Eu estava no ônibus com uma colega do curso de francês. Enquanto conversávamos sobre nossos planos de futuro, contei que no ano seguinte mudaria para São Paulo. Ela respondeu “uau, com trinta anos você terá morado em três cidades diferentes!”. Até aquele momento, eu não havia pensado nas mudanças como algo extraordinário, era simplesmente algo que eu queria fazer, algo que qualquer pessoa poderia fazer.
No texto O narrador, Walter Benjamin fala sobre dois tipos de contadores de histórias: aqueles que viajam e portanto têm muito a contar de lugares diferentes e encontros inusitados, e aqueles que ficam no mesmo lugar e conhecem as tradições e histórias com maior profundidade. Desde que li este texto, me entendi como um viajante, alguém sempre de passagem, pronto a mudar de casa e de rumo ao sabor do vento, tal qual as mulheres do filme Chocolate, fadadas a se mudarem quando chega o vento norte.
Nos quatro anos que vivi em Goiânia, minha segunda cidade, fiz poucos esforços para decorar minha casa. Eu não sabia quando partiria outra vez, mas tinha convicção de que não continuaria morando lá para sempre, então pra que me esforçar em cultivar um lar? Bastava-me um quarto.
Quando deixei Porto Alegre, tentei também deixar para trás porções de mim mesmo.
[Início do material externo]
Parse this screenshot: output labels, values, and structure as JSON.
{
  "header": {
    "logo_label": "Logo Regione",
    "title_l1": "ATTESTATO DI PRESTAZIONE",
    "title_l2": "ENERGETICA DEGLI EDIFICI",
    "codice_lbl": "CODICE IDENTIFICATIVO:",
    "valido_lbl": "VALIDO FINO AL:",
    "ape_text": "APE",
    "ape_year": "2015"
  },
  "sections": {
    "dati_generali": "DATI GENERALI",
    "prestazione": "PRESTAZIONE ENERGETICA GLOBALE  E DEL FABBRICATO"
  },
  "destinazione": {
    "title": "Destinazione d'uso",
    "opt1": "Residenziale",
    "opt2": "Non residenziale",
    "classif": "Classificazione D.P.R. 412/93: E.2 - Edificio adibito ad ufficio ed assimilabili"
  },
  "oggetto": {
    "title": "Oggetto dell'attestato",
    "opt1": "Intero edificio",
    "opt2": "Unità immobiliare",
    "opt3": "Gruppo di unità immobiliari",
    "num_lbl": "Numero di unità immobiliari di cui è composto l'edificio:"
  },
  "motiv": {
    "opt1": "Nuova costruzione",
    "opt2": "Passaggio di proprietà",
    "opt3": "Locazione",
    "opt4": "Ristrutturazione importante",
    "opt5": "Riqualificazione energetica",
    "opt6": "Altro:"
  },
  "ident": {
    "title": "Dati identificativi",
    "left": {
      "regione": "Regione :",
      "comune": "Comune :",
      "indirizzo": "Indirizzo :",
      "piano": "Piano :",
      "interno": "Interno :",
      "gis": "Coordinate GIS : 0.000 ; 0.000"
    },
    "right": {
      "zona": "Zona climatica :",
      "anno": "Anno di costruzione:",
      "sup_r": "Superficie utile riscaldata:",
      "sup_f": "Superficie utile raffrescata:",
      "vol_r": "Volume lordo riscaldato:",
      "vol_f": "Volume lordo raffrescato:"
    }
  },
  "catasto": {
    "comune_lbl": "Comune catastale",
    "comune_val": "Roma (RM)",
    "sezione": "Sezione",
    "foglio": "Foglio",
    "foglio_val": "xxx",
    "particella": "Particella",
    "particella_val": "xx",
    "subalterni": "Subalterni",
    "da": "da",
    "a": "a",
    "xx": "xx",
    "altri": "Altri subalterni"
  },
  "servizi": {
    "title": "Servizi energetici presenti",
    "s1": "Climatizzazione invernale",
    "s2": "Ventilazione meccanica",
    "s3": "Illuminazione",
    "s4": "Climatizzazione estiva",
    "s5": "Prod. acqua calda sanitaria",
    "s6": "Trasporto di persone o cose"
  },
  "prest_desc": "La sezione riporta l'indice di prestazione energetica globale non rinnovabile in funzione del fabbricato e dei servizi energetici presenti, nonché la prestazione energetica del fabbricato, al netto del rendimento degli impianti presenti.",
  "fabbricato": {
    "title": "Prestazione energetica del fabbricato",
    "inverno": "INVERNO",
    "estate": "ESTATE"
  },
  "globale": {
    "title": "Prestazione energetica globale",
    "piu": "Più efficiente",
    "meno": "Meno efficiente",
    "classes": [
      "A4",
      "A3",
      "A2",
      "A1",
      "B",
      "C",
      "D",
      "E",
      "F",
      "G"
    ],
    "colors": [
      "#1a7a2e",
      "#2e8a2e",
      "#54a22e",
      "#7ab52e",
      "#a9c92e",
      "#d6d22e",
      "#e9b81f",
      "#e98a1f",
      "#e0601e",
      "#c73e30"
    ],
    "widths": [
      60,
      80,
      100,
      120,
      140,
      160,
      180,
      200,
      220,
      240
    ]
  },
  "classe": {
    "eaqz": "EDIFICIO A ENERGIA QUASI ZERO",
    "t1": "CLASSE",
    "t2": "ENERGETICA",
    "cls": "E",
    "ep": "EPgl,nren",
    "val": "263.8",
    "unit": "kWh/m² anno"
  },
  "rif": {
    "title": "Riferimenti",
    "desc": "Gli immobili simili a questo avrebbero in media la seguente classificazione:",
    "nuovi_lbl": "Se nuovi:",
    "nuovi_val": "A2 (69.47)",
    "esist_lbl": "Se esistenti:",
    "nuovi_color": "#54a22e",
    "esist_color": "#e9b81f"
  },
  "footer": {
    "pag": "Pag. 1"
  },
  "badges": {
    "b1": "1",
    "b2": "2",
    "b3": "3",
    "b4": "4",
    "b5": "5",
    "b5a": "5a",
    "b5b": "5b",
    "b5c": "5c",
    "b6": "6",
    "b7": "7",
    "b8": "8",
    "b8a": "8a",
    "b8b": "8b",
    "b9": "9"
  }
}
Eu queria me livrar do menino assustado, metódico e preso no armário, mas não percebi que, embora minha mala estivesse vazia, eu sempre iria junto comigo aonde quer que o vento me levasse.
Eu queria me livrar de mim, e embora isso não fosse possível, eu estava certo ao constatar que poderia elaborar um eu diferente em um contexto diferente. O ambiente molda as pessoas, afinal.
Para sair de Goiânia rumo a São Paulo, vendi ou doei quase todos os livros que comprei ao longo de quatro anos. Livros raros, livros caros, marcadores preciosos dos meus interesses e movimentos neste mundo. Aquilo que me atrai e me constitui, de uma forma ou de outra, acaba sempre encontrando jeitos de se manifestar, e no futuro eu me veria novamente procurando pelas mesmas coisas que nessa ocasião escolhi deixar pra trás.
Antes de ir para Tóquio pela segunda vez, talvez para sempre, coloquei objetos queridos em uma caixa e enviei para a casa dos meus pais em Porto Alegre. Lá eles estarão seguros, pensei comigo. Lá, um pedaço de mim estará para sempre conservado, pronto para ser reencontrado quando eu voltar.
Alguns meses depois, minha cidade natal alagou, a água cobrindo mais de 60% de sua área. Meus familiares e amigos passaram por essa tragédia sem consequências permanentes, e em meio aos sentimentos inúmeros, percebi o quão frágil era a ideia de se ter um porto seguro, um porto alegre.
Ao sair de Tóquio para retornar a São Paulo, coloquei numa caixa objetos que juntei com carinho e também presentes para distribuir entre pessoas queridas. Memórias desse ano incrível e fabuloso que vivi do outro lado do planeta. Enviei a caixa por correio aqui para o Brasil e, alguns dias depois, iniciei minha longa viagem de retorno.
Eu cheguei, a caixa não.
“Não é nada”, tentei dizer a mim mesmo. “São apenas alguns brinquedos e presentes, nada demais”, continuei repetindo. E é verdade, perder essa caixa de memórias não há de desviar o rumo da minha vida. Mas é triste. Há uma parte grande de mim que torce para que uma Amélie Poulain decida fazer sua missão de vida me reconectar com essa caixa. Não há nada de valioso dentro da caixa, exceto as histórias e os afetos que foram investidos em cultivar seus conteúdos.
Minto, portanto. Há muito de valioso dentro da caixa.